Menghargai Kreatifitas Tuhan
Tetapi, bagi Yakobus Pepe (54), seorang sepuh umat Katholik Betawi Kampung Sawah, menjaga tradisi Gereja Katolik Betawi bukan hanya sekedar melindungi budaya tetapi juga membina kedamaian dan kerukunan di lingkungan yang majemuk.
"Kami di lingkungan Kampung Sawah ini terdiri dari tiga kelompok agama, ada yang Muslim, Katholik, dan Kristen Protestan. Kami hidup rukun tanpa masalah, bisa dikatakan kondusif," papar pria yang kerap disapa Yakob itu.

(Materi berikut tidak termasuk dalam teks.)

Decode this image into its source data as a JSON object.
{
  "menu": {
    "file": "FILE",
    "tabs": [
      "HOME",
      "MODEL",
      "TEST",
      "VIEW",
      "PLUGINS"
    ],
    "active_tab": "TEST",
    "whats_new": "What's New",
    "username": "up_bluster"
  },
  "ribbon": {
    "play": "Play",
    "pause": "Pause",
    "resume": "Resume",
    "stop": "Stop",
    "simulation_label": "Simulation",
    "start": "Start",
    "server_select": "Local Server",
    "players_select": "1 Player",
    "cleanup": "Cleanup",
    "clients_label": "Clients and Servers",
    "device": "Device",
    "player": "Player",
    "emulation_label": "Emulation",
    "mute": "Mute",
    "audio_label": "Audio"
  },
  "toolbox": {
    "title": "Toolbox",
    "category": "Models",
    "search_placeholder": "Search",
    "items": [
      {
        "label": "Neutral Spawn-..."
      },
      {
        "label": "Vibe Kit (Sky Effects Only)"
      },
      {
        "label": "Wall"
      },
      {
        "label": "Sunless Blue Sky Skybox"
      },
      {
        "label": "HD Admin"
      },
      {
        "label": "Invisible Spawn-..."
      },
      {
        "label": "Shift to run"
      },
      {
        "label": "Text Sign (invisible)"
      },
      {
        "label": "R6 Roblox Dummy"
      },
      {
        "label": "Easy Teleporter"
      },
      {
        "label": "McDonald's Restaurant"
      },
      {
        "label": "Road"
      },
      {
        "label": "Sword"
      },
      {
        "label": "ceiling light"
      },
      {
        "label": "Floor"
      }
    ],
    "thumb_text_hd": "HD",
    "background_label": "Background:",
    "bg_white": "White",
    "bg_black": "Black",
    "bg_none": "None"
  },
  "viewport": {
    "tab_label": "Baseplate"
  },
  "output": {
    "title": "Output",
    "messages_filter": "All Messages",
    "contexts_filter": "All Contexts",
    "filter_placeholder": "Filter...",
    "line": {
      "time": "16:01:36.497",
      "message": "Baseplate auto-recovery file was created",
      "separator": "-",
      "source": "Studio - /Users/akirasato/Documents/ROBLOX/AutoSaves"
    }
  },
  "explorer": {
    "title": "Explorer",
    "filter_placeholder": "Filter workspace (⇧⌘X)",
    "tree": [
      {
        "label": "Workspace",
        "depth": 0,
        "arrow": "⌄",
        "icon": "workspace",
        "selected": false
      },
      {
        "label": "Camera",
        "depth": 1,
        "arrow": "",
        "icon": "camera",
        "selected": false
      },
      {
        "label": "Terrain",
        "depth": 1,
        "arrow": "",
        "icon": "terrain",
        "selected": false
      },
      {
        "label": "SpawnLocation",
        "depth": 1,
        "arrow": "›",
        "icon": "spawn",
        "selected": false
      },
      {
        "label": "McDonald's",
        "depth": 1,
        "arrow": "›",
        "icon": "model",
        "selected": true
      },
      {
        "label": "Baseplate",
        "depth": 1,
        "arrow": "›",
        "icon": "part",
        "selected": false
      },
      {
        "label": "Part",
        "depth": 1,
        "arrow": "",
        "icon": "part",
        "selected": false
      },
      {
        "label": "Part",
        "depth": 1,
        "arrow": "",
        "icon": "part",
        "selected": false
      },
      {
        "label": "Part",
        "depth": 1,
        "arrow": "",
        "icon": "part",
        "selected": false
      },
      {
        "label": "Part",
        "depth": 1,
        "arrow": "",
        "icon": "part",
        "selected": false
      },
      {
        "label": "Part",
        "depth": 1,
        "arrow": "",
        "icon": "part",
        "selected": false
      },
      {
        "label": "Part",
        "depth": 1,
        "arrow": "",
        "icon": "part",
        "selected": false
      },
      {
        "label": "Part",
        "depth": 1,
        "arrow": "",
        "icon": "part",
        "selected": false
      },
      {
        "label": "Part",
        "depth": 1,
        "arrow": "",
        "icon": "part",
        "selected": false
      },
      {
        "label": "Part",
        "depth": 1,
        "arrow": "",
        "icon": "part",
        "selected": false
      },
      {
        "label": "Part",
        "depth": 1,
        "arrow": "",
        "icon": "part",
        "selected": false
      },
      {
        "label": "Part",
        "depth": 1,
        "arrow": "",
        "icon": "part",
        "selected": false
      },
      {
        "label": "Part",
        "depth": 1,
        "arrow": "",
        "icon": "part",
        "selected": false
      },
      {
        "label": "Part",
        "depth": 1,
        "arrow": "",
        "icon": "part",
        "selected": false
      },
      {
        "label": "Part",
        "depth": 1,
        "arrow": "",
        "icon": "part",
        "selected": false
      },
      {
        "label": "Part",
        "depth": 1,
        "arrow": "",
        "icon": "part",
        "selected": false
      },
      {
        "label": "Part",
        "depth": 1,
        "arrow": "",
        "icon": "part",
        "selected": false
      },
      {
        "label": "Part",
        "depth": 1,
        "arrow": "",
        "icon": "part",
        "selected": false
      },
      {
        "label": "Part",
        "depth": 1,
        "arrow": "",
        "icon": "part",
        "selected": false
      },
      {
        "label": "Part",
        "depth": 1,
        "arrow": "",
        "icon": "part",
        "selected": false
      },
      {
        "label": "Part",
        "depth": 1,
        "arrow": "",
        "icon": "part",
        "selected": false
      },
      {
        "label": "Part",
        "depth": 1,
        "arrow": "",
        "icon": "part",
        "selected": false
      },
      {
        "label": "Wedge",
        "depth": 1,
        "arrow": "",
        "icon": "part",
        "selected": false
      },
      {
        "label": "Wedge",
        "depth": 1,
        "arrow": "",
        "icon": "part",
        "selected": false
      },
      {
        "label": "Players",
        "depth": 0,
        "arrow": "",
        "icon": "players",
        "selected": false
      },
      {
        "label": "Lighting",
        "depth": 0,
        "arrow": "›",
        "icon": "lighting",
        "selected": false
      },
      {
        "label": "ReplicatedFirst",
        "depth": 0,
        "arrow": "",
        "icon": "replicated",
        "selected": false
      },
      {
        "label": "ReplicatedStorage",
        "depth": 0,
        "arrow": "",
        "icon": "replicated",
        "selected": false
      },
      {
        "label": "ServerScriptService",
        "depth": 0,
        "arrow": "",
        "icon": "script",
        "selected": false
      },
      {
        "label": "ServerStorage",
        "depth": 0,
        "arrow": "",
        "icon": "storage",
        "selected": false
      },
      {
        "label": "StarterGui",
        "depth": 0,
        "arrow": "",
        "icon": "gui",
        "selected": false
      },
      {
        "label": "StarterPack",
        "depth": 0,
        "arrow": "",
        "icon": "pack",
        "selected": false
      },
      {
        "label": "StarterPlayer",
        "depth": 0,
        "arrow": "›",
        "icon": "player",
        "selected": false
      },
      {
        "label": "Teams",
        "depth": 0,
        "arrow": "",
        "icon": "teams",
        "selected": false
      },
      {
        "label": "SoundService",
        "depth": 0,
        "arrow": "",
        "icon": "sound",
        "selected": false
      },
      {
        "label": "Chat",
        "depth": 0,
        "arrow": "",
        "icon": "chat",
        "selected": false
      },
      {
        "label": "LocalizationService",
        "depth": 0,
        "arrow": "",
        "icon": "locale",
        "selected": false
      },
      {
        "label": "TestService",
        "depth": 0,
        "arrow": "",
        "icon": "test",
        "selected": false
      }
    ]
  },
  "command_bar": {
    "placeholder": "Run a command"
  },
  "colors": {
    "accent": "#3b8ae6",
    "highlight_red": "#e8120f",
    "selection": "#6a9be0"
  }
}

"Kerukunan yang kami jalani di Kampung Sawah juga warisan dari leluhur kami, bagaimana menjaga hubungan di antara saudara, menerima perbedaan, dan solidaritas yang kemudian mengikat setiap generasi," ujar Yakob yang akrab dengan peci hitamnya.
Yakob menceritakan bahwa kerukunan masyarakat di Kampung Sawah subur terjaga karena ikatan keluarga yang terjalin di antara satu sama lain.

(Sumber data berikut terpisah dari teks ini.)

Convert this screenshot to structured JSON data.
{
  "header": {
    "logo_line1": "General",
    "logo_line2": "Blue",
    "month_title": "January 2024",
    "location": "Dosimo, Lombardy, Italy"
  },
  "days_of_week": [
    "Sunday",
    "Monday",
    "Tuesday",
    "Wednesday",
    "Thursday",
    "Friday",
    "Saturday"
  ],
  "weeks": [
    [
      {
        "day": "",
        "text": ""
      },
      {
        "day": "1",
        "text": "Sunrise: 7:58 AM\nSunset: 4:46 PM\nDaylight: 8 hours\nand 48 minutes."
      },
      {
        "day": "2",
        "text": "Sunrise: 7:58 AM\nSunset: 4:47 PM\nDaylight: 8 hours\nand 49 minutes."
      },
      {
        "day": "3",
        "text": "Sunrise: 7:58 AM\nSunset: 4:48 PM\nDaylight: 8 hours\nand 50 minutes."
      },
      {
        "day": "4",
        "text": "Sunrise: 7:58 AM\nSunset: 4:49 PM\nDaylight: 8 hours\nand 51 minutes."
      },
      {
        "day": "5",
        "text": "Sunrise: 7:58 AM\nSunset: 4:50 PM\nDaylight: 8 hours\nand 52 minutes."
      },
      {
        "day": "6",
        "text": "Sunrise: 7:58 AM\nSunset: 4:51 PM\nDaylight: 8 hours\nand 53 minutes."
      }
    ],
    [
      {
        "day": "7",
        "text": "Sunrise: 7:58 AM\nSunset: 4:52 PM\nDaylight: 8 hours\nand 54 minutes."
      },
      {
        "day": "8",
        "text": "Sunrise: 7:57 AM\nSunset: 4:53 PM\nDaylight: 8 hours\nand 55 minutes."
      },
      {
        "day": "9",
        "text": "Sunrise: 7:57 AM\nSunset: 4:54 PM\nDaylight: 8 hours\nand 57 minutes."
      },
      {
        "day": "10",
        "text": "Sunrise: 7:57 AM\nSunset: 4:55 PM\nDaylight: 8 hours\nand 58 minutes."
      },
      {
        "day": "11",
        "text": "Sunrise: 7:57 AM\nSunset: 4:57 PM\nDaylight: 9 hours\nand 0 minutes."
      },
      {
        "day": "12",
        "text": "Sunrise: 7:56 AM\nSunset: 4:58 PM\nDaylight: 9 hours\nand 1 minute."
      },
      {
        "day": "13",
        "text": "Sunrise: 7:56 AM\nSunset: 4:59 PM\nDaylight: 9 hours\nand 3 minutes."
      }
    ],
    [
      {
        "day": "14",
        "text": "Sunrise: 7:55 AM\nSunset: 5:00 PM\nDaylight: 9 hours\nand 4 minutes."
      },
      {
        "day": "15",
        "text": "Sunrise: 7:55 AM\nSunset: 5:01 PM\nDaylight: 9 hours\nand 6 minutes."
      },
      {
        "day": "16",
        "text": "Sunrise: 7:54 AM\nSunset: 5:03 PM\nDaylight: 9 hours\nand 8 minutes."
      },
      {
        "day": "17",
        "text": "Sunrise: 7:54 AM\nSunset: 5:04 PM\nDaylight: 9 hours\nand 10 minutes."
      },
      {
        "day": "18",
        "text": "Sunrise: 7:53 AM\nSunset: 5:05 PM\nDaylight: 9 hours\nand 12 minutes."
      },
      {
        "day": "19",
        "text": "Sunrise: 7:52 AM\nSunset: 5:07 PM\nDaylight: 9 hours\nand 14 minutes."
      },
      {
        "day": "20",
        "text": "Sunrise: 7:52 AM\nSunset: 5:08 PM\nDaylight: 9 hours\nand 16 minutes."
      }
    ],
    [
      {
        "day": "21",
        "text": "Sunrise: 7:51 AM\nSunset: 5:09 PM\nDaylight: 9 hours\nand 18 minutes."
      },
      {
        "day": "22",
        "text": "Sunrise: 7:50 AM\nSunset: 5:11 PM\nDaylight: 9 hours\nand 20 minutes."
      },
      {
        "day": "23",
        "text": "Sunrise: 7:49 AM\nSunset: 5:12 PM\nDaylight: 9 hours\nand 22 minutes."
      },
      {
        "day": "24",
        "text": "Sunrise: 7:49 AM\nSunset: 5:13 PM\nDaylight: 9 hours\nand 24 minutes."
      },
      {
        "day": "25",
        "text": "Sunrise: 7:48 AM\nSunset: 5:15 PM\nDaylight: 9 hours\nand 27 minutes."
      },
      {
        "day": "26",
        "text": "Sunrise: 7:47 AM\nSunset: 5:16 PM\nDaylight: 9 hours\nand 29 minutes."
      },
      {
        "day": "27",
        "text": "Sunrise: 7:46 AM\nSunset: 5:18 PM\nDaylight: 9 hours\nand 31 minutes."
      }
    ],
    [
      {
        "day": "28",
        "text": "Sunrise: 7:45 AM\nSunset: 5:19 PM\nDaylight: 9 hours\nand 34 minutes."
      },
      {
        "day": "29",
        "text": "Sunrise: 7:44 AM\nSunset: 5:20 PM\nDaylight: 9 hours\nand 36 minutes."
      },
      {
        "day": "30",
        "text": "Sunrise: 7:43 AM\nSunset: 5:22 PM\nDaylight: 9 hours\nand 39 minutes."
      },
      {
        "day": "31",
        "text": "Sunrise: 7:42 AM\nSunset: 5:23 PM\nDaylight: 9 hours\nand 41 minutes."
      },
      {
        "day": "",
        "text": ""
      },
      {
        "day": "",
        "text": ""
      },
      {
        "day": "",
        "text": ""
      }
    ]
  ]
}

"Dalam keluarga saya saja misalnya, ada yang memeluk agama Islam, ada yang Kristen Protestan, dan kita saling menghargai, memahami, dan bahkan membantu satu sama lain," utaranya lagi.
Misalnya, ia menjelaskan lagi, dalam perayaan Natal seperti ini sering terjadi parkiran gereja tidak lagi bisa menampung kendaraan dan akhirnya menggunakan pelataran Gereja Kristen Pasundan atau di pelataran Masjid Yayasan Fasibiliyah (YASFI) yang berjarak tidak jauh dari Gereja Kampung Sawah.

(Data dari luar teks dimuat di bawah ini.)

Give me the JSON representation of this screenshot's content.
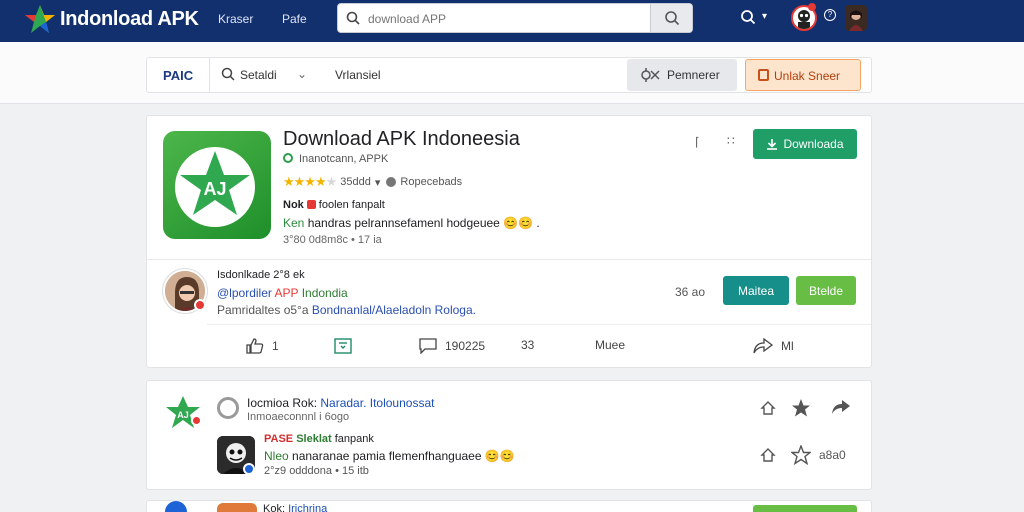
{
  "header": {
    "brand": "Indonload APK",
    "nav": [
      "Kraser",
      "Pafe"
    ],
    "search": {
      "placeholder": "download APP"
    }
  },
  "toolbar": {
    "brand_short": "PAIC",
    "select_label": "Setaldi",
    "version_label": "Vrlansiel",
    "preferences_label": "Pemnerer",
    "unlock_label": "Unlak Sneer"
  },
  "app_card": {
    "title": "Download APK Indoneesia",
    "publisher": "Inanotcann, APPK",
    "rating_label": "35ddd",
    "reviews_label": "Ropecebads",
    "tag_prefix": "Nok",
    "tag_text": "foolen fanpalt",
    "desc_keyword": "Ken",
    "desc_text": "handras pelrannsefamenl hodgeuee 😊😊 .",
    "meta": "3°80 0d8m8c • 17 ia",
    "download_label": "Downloada",
    "post": {
      "name": "Isdonlkade 2°8 ek",
      "handle_prefix": "@lpordiler",
      "handle_app": "APP",
      "handle_tail": "Indondia",
      "line_prefix": "Pamridaltes o5°a",
      "line_tags": "Bondnanlal/Alaeladoln Rologa.",
      "stat": "36 ao",
      "btn_teal": "Maitea",
      "btn_green": "Btelde"
    },
    "actions": [
      {
        "label": "1"
      },
      {
        "label": ""
      },
      {
        "label": "190225"
      },
      {
        "label": "33"
      },
      {
        "label": "Muee"
      },
      {
        "label": "Ml"
      }
    ]
  },
  "feed_card": {
    "title_prefix": "Iocmioa Rok:",
    "title_highlight": "Naradar. Itolounossat",
    "subtitle": "Inmoaeconnnl i 6ogo",
    "tag_red": "PASE",
    "tag_green": "Sleklat",
    "tag_tail": "fanpank",
    "desc_keyword": "Nleo",
    "desc_text": "nanaranae pamia flemenfhanguaee 😊😊",
    "meta": "2°z9 odddona • 15 itb",
    "count_label": "a8a0"
  },
  "third_card": {
    "title_prefix": "Kok:",
    "title_tail": "Irichrina"
  },
  "colors": {
    "header_bg": "#13306e",
    "download_green": "#1f9e68",
    "teal": "#168f8a",
    "light_green": "#68bd45",
    "unlock_orange": "#fde4cc"
  }
}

"Kami sangat senang dengan bantuan mereka dan mereka juga sangat gembira dilibatkan dalam acara seperti ini," kisah Yakob.
Hal itu juga diamini oleh Romo Antonius Soetanta SJ, yang sejak 1991 telah berkarya di Gereja Kampung Sawah sebagai pastor pembantu di Kampung Sawah.
"Ikatan keluarga di antara masyarakat Betawi di sini yang sangat membantu ketika ada masalah, karena kemudian menjadi mudah untuk dibicarakan dan dipecahkan," ujar pria berusia 72 tahun itu.
Selain itu ia juga menilai kerukunan masyarakat di tempat pelayanannya itu dipicu oleh karakter masyarakat Betawi yang nonkonfrontatif.
"Orang Betawi itu nonkonfrontatif, bisa bergaul dengan siapa saja, bisa menerima siapa saja dan dari latar belakang mana saja," kata pria yang pernah mengajar musik di Universitas Atmajaya Jakarta, Institut Kesenian Jakarta, dan Universitas Negeri Jakarta itu.
Karena karakternya itu, menurut Romo Soetanta, orang Betawi Kampung Sawah adalah mereka yang menghargai kreatifitas Tuhan.
"Orang Betawi di Kampung Sawah adalah mereka yang menghargai kreatifitas Tuhan, karena Tuhan telah menciptakan manusia yang beragam," pungkas Romo Soetanto.